While claims of financial chicanery continue to fly around English soccer, particularly in regards to player transfers, Manchester United captain Gary Neville (above) has a unique solution — get rid of the agents. From the Guardian’s Daniel Taylor.
I’d like to see the removal of agents in the game,” said the England international. “There is a concern for me and there always has been: how a guy can go in and ask for [a player’s] wage and expect to be given hundreds of thousands of pounds and sometimes millions? In this day and age I can’t personally see it. That money is going out of the game and the clubs should keep that money; if the player’s due it, he should keep that money.”
Neville, the PFA representative at Old Trafford, was asked whether there were any good agents working in the game and he replied that he did not know many. “When we have a union as strong as we have, the PFA could help with the correct education of young players and make those players not so reliant on people who want to take money from you,” he said.

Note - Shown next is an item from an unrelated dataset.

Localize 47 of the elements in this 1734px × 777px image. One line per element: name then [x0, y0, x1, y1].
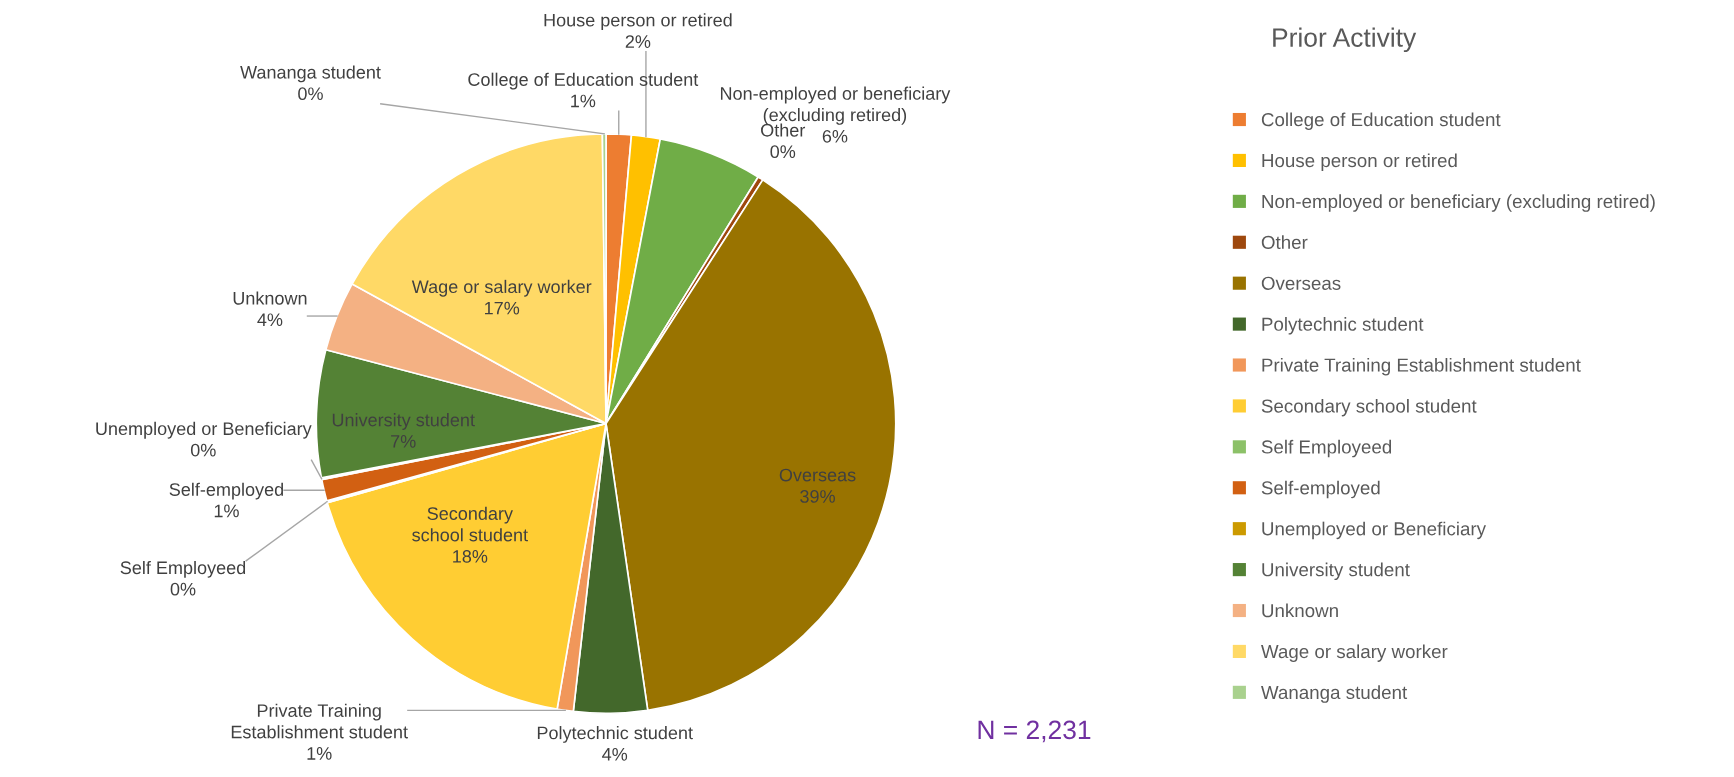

Neville’s remarks will ingratiate him with Gordon Taylor, the PFA’s chief executive, and there will be many in the game who agree with the right-back after a season in which BBC’s Panorama programme has filmed a documentary probing the dealings of several agents and club managers such as Sam Allardyce.
One agent, Mel Stein, last night defended his profession, saying: “It’s a free country, with freedom of choice. If a club are willing to pay an agent on behalf of a player, why should they not pay it? There are a lot of good agents in the game who put money back into it. I hear what Gary Neville says about the PFA, but they are a trade union, generally ex-professional footballers. If you’re buying a house, would you want a bricklayer to do the conveyancing for you?”
Luton Town manager Mike Newell has been fined £6,500 for his comments regarding match referee Amy Rayner following last November’s 3-2 loss to QPR. The Stupor Hoops for their part, have suspended assistant manager Richard Hill over his role in last week’s brawl with the Chinese Olympic team. The Belfast Telegram’s Jasper Gerard (good luck with that moniker, dude) calls his beloved ‘R’s “the maddest club in world football.”
Rangers say they are too gifted to go down; but Rangers always say that. Even Kevin Gallen, who has hung around Loftus Road like a pair of comfy old slippers as the side pinged between three divisions, has finally had enough and departed. Is John Gregory safe? Well, could the club afford to pay off yet another manager?